Swann pose sa main sur ma cuisse. Je serre ses doigts dans les miens pour me donner la force de retenir les sanglots qui se bousculent dans ma gorge. Je suis heureux que la professeure en parle mais j’aurais préféré de pas être au centre de l’attention. Madame Singh se remet à marcher jusqu’à son bureau, sur lequel elle s’assoit, les jambes dans le vide.
— Après ces quelques mois passés en votre compagnie, j’ose penser que vous avez la maturité pour ce que je m’apprête à vous proposer.
Des murmures parcourent l’assemblée, qui était très silencieuse jusque-là.

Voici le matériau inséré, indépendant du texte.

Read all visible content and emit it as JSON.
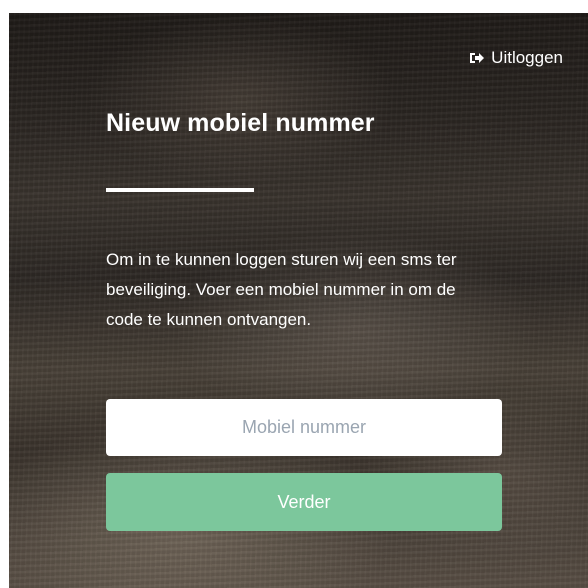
{
  "header": {
    "logout_label": "Uitloggen",
    "logout_icon": "sign-out-icon"
  },
  "main": {
    "title": "Nieuw mobiel nummer",
    "description": "Om in te kunnen loggen sturen wij een sms ter beveiliging. Voer een mobiel nummer in om de code te kunnen ontvangen.",
    "phone_input": {
      "placeholder": "Mobiel nummer",
      "value": ""
    },
    "next_label": "Verder"
  },
  "colors": {
    "button": "#7cc79c",
    "text": "#ffffff",
    "placeholder": "#9aa5b1"
  }
}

Je suis vraiment surpris du respect que les élèves portent aux professeurs dans ce lycée. Et aux autres élèves, d’ailleurs.
— Alix, si tu me le permets, j’aimerais que ceux qui le veulent te confient quelque chose sur eux. En soutien à ce qu’il t’est arrivé et pour te féliciter du courage dont tu as fait preuve. J’ai cru comprendre que tu reviens de loin.
Quoi ? Je plante mes ongles courts dans le dos de la main de Swann et serre les dents. Je ne peux pas craquer devant eux. Je ne les connais pas.
— Ça va aller ? chuchote mon voisin de table.
J’acquiesce vivement, paniqué. La professeure interprète mon hochement de tête comme un « oui » à sa question.
— Bon, alors je vais commencer. Quand j’étais au collègue, j’étais en surpoids. Rien de bien méchant d’après mes parents. Mais les autres élèves se moquaient de moi. Ils m’insultaient, me bousculaient. Je me souviens encore de certaines de leurs insultes, quarante ans après. Grosse vache, mammouth, thon, laideron. Parce qu’en plus d’être grosse, j’avais la malchance d’être moche. Ce que vous dites ne s’efface jamais. Pas dans l’esprit de la personne que vous blessez. Les cicatrices ne sont pas juste physiques, elles sont psychiques aussi. Ce harcèlement a pris fin quelques années plus tard, quand j’ai été internée pour anorexie. Je me suis battue, et je me bats encore chaque jour pour tenir la barre, garder la tête hors de l’eau.